Maawia Al-Naser/Reuters
Maawia Al-Naser/Reuters

Guerra civil na Síria deixou mais de 36 mil mortos, diz grupo opositor

Segundo Observatório Sírio pelos Direitos Humanos, desde agosto uma média de 100 pessoas morreram por dia

AE, Agência Estado

31 de outubro de 2012 | 16h50

BEIRUTE - Mais de 36 mil pessoas foram mortas na Síria desde o começo da revolta contra o presidente Bashar Assad em março de 2011, sendo que uma média de 100 pessoas foram mortas diariamente desde 1º de agosto deste ano, informou nesta quarta-feira, 31, o Observatório Sírio pelos Direitos Humanos, grupo opositor localizado em Londres que monitora o conflito a partir de informações de fontes na Síria.

Os civis, 25.667, representam a vasta maioria dos mortos na guerra civil. Nesse número, estão incluídos os não militares que tomaram armas contra Assad.

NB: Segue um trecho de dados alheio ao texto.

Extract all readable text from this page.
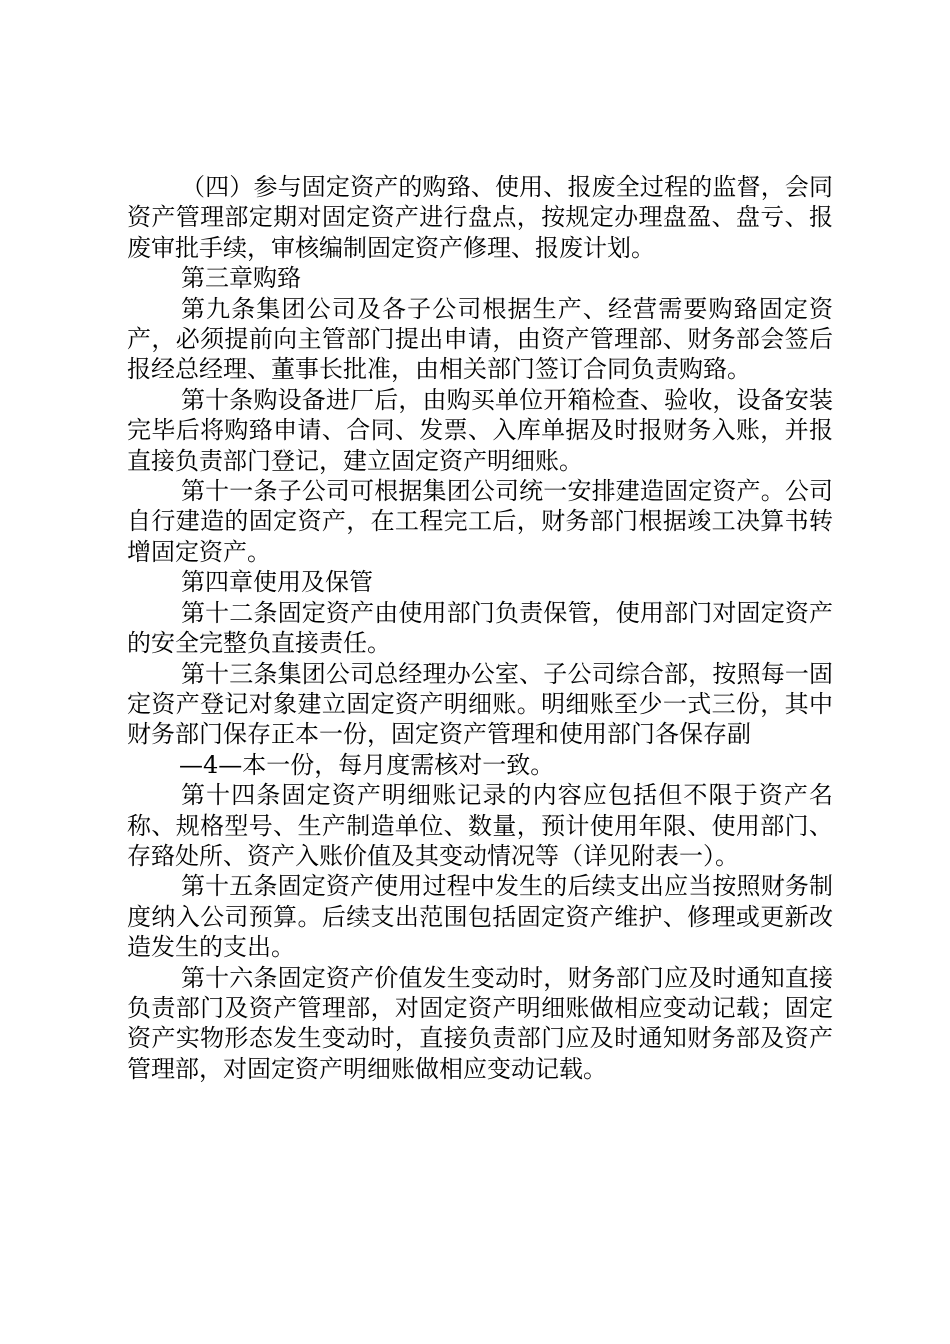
（四）参与固定资产的购臵、使用、报废全过程的监督，会同资产管理部定期对固定资产进行盘点，按规定办理盘盈、盘亏、报废审批手续，审核编制固定资产修理、报废计划。

第三章购臵

第九条集团公司及各子公司根据生产、经营需要购臵固定资产，必须提前向主管部门提出申请，由资产管理部、财务部会签后报经总经理、董事长批准，由相关部门签订合同负责购臵。

第十条购设备进厂后，由购买单位开箱检查、验收，设备安装完毕后将购臵申请、合同、发票、入库单据及时报财务入账，并报直接负责部门登记，建立固定资产明细账。

第十一条子公司可根据集团公司统一安排建造固定资产。公司自行建造的固定资产，在工程完工后，财务部门根据竣工决算书转增固定资产。

第四章使用及保管

第十二条固定资产由使用部门负责保管，使用部门对固定资产的安全完整负直接责任。

第十三条集团公司总经理办公室、子公司综合部，按照每一固定资产登记对象建立固定资产明细账。明细账至少一式三份，其中财务部门保存正本一份，固定资产管理和使用部门各保存副

—4—本一份，每月度需核对一致。

第十四条固定资产明细账记录的内容应包括但不限于资产名称、规格型号、生产制造单位、数量，预计使用年限、使用部门、存臵处所、资产入账价值及其变动情况等（详见附表一）。

第十五条固定资产使用过程中发生的后续支出应当按照财务制度纳入公司预算。后续支出范围包括固定资产维护、修理或更新改造发生的支出。

第十六条固定资产价值发生变动时，财务部门应及时通知直接负责部门及资产管理部，对固定资产明细账做相应变动记载；固定资产实物形态发生变动时，直接负责部门应及时通知财务部及资产管理部，对固定资产明细账做相应变动记载。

Os outros 10.340 mortos eram militares - 9.044 soldados das Forças Armadas e 1.296 soldados desertores que se juntaram à rebelião. "Além dessas pessoas, documentamos a morte de outras 439 cujas identidades não conseguimos verificar", disse Rami Abdel Rahman, diretor do Observatório Sírio, à Agência France Presse (AFP).

O Observatório não incluiu na contagem milhares de pessoas que estão desaparecidas na Síria desde março de 2011. Várias dessas pessoas devem estar nas prisões, mas uma grande quantidade também pode ter sido morta. A contagem também não inclui centenas de milicianos Shabiha (fantasmas, em árabe), que atuam na semiclandestinidade e cujas mortae não costumam ser reportadas pelo governo.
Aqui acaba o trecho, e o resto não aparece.